Three weeks later, eight members of the Landless People’s Movement were arrested on the patently spurious charge of ‘public violence’ in Protea South, Soweto, while walking home after presenting a petition to their ward councillor. They claimed that the councillor ordered the arrests.

The fact that these sorts of things happen in a country that claims to be a democracy is outrageous. But the fact that it is not widely seen as outrageous in the higher levels of society is equal cause for serious alarm.

Thabo Mbeki liked to speak of a second economy inhabited by the poor. No doubt he liked this idea because it was usually accompanied by the proposal to create ‘ladders’ by which poor people could step up into the first economy via their own entrepreneurship. This kind of fantasy has been roundly criticised with good reason. It is a way of avoiding any confrontation with the burdens of our history that has created poverty for some and wealth for others. It assumes that the faults with our society are not systemic but are rather with the individuals who have failed to succeed in the system.

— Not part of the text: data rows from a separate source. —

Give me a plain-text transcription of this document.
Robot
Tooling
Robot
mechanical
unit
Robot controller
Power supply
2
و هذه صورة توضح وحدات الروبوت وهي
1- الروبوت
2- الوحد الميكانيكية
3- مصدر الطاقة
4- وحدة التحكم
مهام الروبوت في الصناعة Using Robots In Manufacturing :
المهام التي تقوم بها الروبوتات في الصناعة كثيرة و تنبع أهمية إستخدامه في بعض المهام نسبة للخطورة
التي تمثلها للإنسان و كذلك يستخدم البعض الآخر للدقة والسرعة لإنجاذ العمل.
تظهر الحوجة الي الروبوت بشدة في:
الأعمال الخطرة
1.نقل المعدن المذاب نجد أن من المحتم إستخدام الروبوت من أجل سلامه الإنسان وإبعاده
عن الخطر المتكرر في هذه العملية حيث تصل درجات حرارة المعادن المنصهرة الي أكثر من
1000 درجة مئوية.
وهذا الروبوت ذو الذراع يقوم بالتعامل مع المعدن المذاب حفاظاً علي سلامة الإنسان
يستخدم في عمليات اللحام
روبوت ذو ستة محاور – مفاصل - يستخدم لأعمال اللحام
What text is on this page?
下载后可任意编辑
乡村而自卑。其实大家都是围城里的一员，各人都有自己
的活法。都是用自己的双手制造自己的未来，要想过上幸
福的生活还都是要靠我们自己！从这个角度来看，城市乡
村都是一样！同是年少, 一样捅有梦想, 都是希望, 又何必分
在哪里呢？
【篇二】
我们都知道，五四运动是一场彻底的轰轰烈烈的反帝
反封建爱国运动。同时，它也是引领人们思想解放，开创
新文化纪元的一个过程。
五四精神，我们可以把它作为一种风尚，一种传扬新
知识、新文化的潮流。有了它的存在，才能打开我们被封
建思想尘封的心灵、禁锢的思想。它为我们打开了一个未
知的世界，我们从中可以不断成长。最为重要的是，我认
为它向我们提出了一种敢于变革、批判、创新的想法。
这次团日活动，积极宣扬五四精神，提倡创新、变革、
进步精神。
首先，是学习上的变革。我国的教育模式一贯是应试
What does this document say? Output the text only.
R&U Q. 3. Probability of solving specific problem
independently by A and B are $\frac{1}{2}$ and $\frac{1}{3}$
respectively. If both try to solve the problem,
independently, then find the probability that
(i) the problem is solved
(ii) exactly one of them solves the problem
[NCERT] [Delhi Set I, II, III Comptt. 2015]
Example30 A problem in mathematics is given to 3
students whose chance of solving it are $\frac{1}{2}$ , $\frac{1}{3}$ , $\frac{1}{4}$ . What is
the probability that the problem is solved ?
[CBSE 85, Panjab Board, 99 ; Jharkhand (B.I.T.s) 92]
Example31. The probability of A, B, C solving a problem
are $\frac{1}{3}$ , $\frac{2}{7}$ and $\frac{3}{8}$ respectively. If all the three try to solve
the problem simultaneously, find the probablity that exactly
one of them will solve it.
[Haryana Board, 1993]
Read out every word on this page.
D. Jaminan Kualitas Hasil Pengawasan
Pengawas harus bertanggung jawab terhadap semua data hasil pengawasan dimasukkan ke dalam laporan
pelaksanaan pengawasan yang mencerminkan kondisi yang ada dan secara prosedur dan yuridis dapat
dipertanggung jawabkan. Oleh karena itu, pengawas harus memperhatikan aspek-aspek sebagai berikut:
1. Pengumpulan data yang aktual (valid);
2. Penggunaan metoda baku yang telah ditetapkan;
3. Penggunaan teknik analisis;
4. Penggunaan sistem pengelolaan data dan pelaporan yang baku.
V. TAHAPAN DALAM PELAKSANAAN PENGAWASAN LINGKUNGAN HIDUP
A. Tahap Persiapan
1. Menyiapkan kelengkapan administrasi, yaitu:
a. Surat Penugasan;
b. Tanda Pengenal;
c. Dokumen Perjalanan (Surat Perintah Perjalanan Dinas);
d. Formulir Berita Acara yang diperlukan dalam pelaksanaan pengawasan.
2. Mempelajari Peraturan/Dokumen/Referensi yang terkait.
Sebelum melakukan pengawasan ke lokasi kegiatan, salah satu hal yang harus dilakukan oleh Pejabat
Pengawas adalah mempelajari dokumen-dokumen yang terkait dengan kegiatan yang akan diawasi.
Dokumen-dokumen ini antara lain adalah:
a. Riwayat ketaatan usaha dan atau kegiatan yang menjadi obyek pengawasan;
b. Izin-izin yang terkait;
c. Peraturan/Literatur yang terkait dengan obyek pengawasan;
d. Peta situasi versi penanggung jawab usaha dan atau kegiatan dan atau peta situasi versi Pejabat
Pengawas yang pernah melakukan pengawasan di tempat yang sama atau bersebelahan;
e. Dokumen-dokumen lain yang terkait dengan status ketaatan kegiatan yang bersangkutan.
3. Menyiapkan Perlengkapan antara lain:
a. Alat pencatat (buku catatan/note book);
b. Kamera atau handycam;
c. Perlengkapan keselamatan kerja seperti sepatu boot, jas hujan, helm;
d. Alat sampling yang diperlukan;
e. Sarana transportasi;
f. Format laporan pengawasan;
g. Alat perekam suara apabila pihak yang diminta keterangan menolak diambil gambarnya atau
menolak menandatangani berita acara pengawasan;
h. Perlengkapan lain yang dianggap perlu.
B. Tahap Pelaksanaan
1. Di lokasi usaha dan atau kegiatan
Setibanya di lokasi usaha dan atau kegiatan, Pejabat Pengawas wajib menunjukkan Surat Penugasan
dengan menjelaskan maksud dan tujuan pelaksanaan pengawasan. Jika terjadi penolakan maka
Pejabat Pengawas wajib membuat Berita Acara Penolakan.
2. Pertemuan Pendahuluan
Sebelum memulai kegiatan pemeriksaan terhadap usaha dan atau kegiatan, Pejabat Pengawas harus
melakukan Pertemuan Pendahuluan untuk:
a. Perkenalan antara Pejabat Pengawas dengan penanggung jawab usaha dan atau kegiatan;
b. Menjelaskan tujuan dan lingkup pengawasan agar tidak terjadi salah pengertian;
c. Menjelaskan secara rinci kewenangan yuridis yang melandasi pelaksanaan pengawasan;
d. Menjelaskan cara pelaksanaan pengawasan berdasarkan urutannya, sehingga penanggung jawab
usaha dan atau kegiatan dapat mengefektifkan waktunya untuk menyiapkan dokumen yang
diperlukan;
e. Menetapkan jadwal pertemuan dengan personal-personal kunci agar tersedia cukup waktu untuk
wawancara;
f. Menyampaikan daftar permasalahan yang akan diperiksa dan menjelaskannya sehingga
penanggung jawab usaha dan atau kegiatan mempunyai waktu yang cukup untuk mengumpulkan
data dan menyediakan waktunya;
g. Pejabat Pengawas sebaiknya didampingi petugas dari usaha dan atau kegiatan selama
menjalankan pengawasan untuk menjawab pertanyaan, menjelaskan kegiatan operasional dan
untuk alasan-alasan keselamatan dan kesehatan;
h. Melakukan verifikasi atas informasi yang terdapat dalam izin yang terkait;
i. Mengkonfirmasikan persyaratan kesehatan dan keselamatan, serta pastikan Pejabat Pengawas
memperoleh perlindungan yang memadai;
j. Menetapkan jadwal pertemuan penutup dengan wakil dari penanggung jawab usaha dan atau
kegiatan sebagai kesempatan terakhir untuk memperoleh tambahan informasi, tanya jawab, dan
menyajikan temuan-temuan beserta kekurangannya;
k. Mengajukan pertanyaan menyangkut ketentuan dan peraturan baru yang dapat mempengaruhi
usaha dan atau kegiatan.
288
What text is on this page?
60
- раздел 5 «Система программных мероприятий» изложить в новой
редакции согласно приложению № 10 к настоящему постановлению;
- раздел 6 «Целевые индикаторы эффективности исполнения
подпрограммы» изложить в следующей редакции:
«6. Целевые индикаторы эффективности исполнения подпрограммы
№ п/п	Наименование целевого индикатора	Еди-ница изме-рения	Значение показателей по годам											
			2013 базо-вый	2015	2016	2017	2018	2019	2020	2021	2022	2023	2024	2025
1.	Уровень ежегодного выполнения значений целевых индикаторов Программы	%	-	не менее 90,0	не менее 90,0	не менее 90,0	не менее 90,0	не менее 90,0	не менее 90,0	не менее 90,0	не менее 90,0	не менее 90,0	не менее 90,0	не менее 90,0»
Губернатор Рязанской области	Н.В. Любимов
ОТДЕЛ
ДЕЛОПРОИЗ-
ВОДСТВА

But perhaps it would be useful to rework Mbeki’s phrase and to speak of a second democracy for the poor. This would enable us to confront the reality that in our society many people are routinely prevented from exercising the right to dissent with threats of violence and with actual violence – often at the hands of the state.

Although there are important exceptions it is generally true that in South Africa neither civil society nor party politics have shown much concern with the widespread intolerance to independent political activity by poor people’s organisations. Many implicitly accept the assumption that the poor are second-class citizens.

But those who are not moved by the idea that everyone’s rights and lives carry the same weight, should ponder the fact that when elites are able to get away with oppressing the vulnerable they inevitably turn their sights on other less vulnerable people. If councillors are able to set the police or even assassins on their poor or working class political opponents it is just a matter of time before the middle class will, again, have to wonder if dissent will be met with an ominous late night knock on the door.